To create a new version of the file, make any necessary changes to Kibana (e.g. on full-dev), and export with the appropriate script.
Script Options
[elasticsearch_host] ES host [elasticsearch_port] ES port number [input_output_filename] Filename used for reading or writing out pickle file [-s] Flag to indicate that the .kibana index should be saved locally. Not including this flag will overwrite the .kibana index completely with the contents of 'input_output_filename'. Careful with this.
Saving a Backup
python packaging/ambari/metron-mpack/src/main/resources/common-services/METRON/CURRENT/package/scripts/dashboard/dashboardindex.py \ $ES_HOST 9200 \ ~/dashboard.p -s
Restoring From a Backup
python packaging/ambari/metron-mpack/src/main/resources/common-services/METRON/CURRENT/package/scripts/dashboard/dashboardindex.py \ $ES_HOST 9200 \ ~/dashboard.p
Note: This method of writing the Kibana dashboard to Elasticsearch will overwrite the entire .kibana index. Be sure to first backup the index first using either the new JSON method described above, or writing out the dashboard.p pickle file using the old method (passing -s option to dashboardindex.py) described here.
A custom action is available in Ambari to import Zeppelin dashboards. See the metron-indexing documentation for more information.
Retrieval of the GeoIP and ASN databases (both from MaxMind) is the only point during installation that reaches out to the internet. For an offline installation, the URL for the databases can be manually set to a local path on the file system such as file:///home/root/geoip/GeoLite2-City.tar.gz.
The properties for configuration are geoip_url and asn_url in the Enrichment section.
The RPMs DO NOT reach out to the internet (because there is currently no hosting for them). They look on the local filesystem in /localrepo.
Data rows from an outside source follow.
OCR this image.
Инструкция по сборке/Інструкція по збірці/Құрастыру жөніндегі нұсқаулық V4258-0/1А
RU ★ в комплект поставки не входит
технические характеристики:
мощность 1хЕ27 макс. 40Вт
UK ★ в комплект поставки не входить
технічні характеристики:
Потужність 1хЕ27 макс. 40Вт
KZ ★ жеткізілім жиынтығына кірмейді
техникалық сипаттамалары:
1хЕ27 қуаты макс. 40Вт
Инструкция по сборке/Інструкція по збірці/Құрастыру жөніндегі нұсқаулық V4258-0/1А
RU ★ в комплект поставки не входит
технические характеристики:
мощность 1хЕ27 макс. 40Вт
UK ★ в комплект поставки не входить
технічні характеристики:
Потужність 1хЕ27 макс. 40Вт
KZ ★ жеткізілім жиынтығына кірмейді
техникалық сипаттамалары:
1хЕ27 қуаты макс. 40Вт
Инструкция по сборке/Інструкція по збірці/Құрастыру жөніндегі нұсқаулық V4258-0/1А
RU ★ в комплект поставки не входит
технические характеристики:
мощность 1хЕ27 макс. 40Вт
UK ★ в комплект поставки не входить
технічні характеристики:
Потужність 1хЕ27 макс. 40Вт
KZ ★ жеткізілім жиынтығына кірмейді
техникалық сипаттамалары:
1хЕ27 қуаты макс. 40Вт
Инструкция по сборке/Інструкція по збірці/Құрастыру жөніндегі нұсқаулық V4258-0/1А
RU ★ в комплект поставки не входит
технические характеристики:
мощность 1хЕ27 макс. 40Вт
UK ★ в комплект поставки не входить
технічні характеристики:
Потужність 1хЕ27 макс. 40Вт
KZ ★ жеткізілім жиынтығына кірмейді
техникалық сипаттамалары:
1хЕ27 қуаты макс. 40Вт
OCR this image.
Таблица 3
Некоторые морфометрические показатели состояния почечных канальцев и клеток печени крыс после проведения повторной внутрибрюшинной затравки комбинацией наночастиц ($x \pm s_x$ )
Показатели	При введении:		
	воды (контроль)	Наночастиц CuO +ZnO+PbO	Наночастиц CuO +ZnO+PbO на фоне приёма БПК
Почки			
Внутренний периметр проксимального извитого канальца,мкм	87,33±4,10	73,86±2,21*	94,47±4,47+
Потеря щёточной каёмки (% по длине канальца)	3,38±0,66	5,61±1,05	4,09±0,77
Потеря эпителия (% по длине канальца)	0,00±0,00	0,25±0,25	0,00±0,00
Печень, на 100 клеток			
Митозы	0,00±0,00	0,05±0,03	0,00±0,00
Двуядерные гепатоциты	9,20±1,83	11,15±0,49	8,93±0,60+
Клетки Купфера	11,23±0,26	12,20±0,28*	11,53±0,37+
There are a few limitations that should be addressed to improve the Metron MPack installation.
There is no external hosting for Metron packages (either RPMs or DEBs). These have to be built locally and installed on each host in a repository located at /localrepo.
Several configuration parameters used when installing Metron could retrieved from Ambari rather than requiring user input.
The MPack does not support upgrades.